Astronomy is the oldest quantitative science, but the grandeur and surprises of the Cosmos have always captured the imagination of non-scientists as well. In the late twentieth century, the pace of discoveries in astronomy has rapidly accelerated with technologically advanced new telescopes to see in gamma-ray, X-ray, ultraviolet, optical, microwave, and radio-frequency light, and powerful computers to aid theoretical understanding.

In this course, we will explore current understanding of the Universe beyond the Earth. We start with some fundamentals, describing important unifying physical processes in astronomy, and the tools astronomers use to explore the far reaches of spaces. We then make a great journey into the Universe beyond the Earth.

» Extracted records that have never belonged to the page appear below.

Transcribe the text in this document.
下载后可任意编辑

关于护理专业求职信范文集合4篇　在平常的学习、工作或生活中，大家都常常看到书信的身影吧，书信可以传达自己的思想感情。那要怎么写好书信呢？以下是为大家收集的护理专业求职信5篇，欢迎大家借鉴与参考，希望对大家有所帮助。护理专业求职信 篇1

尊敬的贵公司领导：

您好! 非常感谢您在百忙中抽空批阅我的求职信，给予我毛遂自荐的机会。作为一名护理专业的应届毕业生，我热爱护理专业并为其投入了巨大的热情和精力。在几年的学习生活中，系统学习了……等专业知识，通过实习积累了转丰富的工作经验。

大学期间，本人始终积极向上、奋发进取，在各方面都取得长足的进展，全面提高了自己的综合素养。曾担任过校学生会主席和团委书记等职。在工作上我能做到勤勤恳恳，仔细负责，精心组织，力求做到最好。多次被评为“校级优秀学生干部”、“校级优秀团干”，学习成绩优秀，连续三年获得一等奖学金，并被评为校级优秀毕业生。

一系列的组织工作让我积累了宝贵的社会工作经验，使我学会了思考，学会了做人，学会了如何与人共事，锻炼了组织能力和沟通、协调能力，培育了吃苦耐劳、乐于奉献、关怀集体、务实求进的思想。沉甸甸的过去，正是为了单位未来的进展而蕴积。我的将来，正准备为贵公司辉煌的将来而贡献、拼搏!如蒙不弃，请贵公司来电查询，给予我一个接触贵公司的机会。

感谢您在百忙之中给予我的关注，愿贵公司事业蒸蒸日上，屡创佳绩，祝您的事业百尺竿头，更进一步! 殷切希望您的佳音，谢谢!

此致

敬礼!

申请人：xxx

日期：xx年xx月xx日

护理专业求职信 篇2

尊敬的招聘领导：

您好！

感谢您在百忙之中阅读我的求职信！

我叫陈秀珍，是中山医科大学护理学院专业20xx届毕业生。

Our tour begins in our near neighborhood (with the Moon, Sun, and planets), continues to our home Galaxy (with its stars and gaseous nebulae), and expands outward to include the distant galaxies and pervasive cosmic background radiation left by the Big Bang. From a qualitative point of view, we will describe theories for the physical processes governing the birth, life, and death of stars and planets, the structure of galaxies, and the nature of cosmic exotica including white dwarfs, black holes, neutron stars, pulsars, and quasars.

The course is intended for non-science majors and assumes high-school-level algebra but no further preparation.